The final and most recent paper (4.) is with my advisors Tim and Christos, and generalizes some of the techniques developed for the recommendations problem into other settings, and also finds some connections to the earlier work on learning in games. This one isn’t online yet, but I can share a working version if you message me. Fundamentally, “steering the behavior of a system” is a control problem, typically with non-linear dynamics. These kinds of problems are hard in general. However, if the dynamics are “locally controllable”, i.e. you can always nudge the system a little bit in each direction (or stay put), then non-linearity isn’t so bad, especially if we focus on regret minimization rather than computational efficiency. The key “trick” — which we used in the recommendations problem, and extend here to applications for performative prediction, commodities pricing, and a learning-in-games problem — is that local controllability enables nested gradient-based optimization over the state space rather than a policy or action space, provided that you can track this mapping appropriately. I’m brushing over many details here, and this of course won’t capture all multi-agent settings, but we found a nice class of them where where the “behavioral steering” problem is cleanly solvable.

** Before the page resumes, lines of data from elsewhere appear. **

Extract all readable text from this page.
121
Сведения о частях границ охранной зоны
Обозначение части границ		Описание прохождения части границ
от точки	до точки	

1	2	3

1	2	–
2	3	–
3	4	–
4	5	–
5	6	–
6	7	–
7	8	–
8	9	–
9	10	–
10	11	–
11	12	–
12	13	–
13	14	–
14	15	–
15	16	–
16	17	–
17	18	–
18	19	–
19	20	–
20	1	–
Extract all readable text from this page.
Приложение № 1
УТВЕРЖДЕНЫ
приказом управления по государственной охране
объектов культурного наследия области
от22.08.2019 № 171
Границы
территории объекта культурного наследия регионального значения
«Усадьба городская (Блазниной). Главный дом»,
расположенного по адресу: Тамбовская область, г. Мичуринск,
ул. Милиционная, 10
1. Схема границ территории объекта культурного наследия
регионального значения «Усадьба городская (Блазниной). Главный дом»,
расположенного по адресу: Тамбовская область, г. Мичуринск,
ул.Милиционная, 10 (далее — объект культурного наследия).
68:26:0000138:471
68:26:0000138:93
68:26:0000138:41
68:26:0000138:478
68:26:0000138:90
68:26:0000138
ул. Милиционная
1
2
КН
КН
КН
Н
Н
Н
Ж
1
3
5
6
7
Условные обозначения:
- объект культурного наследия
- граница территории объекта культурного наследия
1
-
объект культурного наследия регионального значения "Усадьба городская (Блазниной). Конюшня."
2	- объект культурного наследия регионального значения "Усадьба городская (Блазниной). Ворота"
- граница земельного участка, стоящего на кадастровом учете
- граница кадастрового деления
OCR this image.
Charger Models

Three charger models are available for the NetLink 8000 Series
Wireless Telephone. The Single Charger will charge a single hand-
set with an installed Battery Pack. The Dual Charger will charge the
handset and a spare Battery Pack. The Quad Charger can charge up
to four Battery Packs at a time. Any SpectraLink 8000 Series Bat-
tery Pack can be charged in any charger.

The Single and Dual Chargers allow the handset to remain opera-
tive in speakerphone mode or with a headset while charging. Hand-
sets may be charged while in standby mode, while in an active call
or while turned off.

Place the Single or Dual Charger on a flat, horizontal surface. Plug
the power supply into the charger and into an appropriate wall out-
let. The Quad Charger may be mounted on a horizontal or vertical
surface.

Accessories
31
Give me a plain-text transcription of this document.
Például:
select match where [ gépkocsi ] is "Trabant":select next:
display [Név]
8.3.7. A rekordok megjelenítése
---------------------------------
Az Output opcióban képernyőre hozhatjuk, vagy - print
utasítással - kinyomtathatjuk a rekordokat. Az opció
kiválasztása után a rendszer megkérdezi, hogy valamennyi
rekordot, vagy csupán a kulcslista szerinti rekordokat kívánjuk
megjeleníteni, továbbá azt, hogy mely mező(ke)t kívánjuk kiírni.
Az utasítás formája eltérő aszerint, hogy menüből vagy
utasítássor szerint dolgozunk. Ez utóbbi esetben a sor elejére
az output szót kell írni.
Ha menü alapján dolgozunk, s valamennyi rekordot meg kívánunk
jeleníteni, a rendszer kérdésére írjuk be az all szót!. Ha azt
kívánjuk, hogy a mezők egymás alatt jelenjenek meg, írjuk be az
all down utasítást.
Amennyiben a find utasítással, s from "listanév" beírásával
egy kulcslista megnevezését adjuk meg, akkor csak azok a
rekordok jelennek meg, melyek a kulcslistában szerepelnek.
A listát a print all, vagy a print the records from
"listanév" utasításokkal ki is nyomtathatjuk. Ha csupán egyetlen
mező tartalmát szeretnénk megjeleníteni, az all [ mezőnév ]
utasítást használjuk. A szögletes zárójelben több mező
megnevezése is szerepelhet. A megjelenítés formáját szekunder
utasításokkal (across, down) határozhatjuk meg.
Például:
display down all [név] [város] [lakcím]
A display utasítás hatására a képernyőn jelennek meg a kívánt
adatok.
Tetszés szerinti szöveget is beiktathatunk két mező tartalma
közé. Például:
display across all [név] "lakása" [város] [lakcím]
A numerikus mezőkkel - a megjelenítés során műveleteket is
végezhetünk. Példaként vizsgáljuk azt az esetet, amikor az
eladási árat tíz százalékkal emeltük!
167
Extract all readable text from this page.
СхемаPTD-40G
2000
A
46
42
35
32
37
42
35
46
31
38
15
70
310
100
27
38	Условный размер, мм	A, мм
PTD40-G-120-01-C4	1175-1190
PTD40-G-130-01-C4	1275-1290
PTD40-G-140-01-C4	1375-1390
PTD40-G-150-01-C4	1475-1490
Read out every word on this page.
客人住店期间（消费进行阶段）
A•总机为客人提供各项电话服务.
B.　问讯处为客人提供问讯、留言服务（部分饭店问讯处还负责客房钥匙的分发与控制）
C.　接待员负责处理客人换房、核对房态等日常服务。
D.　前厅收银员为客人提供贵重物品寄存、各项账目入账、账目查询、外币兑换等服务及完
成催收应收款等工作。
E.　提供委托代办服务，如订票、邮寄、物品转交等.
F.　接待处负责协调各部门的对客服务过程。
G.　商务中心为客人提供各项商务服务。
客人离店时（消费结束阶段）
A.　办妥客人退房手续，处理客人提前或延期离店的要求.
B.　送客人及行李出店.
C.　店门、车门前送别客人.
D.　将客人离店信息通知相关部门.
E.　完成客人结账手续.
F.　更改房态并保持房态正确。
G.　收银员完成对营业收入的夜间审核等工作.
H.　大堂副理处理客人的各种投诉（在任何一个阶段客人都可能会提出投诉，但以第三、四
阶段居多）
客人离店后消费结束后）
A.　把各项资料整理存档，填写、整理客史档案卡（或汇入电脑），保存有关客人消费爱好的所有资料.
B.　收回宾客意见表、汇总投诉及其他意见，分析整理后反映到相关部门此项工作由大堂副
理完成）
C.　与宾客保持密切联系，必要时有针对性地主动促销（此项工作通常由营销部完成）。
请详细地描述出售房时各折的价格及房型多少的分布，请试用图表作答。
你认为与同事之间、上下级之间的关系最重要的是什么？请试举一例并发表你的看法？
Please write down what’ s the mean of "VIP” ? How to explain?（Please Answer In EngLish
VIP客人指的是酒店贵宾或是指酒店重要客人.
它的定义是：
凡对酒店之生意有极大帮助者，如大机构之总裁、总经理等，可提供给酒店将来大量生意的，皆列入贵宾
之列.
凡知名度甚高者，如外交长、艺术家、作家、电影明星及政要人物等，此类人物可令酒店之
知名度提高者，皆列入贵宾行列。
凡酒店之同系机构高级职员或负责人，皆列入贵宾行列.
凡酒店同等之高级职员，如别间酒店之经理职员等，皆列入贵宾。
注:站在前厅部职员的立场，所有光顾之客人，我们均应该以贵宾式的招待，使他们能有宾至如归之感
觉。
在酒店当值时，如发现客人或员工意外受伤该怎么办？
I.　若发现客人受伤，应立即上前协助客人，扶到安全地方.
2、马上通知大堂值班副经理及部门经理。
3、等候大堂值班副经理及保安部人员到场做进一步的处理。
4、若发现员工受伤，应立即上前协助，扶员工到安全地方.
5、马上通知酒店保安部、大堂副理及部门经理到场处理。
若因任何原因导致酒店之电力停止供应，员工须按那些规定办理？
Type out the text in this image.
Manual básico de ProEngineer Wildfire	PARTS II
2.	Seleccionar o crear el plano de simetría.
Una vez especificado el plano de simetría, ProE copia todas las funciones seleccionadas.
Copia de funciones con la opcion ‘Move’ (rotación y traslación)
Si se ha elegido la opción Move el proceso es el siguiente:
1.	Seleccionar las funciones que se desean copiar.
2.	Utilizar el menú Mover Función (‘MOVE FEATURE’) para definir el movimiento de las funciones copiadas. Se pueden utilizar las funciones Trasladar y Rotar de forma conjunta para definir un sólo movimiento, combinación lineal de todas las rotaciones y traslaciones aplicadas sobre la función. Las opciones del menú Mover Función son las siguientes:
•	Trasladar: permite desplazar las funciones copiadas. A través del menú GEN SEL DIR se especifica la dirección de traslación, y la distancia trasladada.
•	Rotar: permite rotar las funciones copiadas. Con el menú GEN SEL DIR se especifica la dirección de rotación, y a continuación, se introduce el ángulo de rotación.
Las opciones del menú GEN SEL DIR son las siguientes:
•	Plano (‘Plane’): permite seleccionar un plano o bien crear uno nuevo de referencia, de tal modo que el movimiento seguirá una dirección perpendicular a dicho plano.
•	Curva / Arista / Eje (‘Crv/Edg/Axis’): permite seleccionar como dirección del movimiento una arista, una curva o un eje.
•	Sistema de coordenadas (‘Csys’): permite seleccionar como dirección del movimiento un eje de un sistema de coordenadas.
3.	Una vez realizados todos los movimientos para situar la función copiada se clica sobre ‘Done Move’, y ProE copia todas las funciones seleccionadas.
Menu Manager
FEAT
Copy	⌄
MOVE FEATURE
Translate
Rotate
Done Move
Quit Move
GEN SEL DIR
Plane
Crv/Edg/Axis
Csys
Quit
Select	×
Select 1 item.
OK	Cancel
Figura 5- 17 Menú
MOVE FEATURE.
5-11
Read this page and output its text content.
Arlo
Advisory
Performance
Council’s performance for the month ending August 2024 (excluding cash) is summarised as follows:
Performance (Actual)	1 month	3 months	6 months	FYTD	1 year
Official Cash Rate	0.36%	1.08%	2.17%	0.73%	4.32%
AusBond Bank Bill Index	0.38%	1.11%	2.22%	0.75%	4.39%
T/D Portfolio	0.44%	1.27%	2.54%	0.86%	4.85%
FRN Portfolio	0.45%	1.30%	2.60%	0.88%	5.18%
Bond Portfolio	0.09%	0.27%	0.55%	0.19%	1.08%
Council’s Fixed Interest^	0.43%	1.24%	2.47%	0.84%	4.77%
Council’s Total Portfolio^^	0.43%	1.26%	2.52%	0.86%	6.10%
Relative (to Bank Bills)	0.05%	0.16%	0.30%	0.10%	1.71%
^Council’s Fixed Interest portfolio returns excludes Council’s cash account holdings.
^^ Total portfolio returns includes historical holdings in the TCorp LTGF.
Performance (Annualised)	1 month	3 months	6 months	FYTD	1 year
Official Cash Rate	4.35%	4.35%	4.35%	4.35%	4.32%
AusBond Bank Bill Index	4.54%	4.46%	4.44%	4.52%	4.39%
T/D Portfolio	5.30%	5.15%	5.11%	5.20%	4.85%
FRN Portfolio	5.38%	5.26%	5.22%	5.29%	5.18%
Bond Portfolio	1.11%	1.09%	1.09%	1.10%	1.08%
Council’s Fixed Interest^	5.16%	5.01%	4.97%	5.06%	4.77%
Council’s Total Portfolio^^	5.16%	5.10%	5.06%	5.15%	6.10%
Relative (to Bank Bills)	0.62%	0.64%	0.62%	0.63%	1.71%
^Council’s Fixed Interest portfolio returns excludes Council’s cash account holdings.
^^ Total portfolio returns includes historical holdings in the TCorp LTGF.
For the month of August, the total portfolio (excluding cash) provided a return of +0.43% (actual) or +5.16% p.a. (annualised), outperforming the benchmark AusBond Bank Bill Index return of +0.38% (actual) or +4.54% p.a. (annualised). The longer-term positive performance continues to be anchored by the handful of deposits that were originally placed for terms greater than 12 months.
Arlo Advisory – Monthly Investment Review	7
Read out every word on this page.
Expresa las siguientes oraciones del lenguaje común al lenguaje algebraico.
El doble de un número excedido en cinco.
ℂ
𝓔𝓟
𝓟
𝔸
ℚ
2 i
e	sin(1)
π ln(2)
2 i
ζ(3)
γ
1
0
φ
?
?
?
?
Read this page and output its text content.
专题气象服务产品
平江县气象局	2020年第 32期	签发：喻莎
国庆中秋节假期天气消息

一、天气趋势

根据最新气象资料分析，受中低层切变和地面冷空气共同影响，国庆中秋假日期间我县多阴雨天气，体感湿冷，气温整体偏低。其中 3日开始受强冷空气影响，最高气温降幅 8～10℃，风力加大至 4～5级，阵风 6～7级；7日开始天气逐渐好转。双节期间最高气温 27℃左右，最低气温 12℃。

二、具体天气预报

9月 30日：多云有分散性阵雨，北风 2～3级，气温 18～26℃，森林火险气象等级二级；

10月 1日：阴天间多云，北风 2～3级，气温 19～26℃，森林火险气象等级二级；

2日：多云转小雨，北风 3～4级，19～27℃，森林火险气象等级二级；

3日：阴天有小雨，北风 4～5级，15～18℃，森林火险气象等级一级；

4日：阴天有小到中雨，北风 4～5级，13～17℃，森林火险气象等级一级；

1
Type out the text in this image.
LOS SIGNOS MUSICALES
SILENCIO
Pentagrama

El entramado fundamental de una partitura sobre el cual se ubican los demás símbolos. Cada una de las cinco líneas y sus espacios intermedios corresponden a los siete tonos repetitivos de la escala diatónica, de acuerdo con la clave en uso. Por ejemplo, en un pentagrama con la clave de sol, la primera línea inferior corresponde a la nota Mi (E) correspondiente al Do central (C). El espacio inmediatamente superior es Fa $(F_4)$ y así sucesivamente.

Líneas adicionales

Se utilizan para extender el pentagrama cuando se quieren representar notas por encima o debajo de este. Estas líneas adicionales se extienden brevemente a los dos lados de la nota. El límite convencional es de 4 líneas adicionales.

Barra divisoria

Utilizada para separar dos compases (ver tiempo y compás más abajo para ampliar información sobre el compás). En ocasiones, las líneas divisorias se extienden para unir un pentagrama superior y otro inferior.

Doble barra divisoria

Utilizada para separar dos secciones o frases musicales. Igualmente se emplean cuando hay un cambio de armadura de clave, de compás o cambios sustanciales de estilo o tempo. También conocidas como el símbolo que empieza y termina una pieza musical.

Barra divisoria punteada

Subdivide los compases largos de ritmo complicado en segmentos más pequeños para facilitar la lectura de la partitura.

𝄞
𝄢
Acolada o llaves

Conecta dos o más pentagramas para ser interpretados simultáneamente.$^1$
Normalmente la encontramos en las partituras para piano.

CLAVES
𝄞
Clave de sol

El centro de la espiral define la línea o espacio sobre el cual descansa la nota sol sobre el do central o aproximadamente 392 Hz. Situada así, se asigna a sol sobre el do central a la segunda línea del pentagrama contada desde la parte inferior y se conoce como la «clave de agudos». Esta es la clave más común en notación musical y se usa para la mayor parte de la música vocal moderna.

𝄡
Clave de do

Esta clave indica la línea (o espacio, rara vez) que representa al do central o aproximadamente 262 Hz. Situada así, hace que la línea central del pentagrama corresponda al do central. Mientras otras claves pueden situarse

So, what now? After five years, I think it might be time to set aside “feedback loops” for now and try some new things. I’ve pretty much said what I wanted to say on the issue in the thesis, and my focus has been shifting elsewhere lately. Following grad school, I’ll be continuing as a member of Morgan Stanley’s Machine Learning Research group, where I’ve been spending some time over the past year, and I’ve had a lot of fun exploring new research directions there. Like many others, I’ve gotten pretty excited about LLMs; while finishing my thesis, I’ve also spent a lot of this past year reading up on the latest-and-greatest developments in the world of neural sequence modeling. I’ve been enjoying writing code more than ever before, and I’ve been experimenting with fine-tuning and inference tools for open-weights models. Regardless of any speculation about future model capabilities, we’re in an exciting time with many unknowns, and it seems like we still don’t quite know the limits of the current models. My list of research project ideas is growing far faster than I can keep up with, not to mention the speed at which new tools and models have been released and the backlog of papers I’d like to read. But, it does seem like “multi-agent deep RL” probably won’t be the future of AI that I fantasized about in 2019; the term “agent” already means something else entirely. The gears are turning.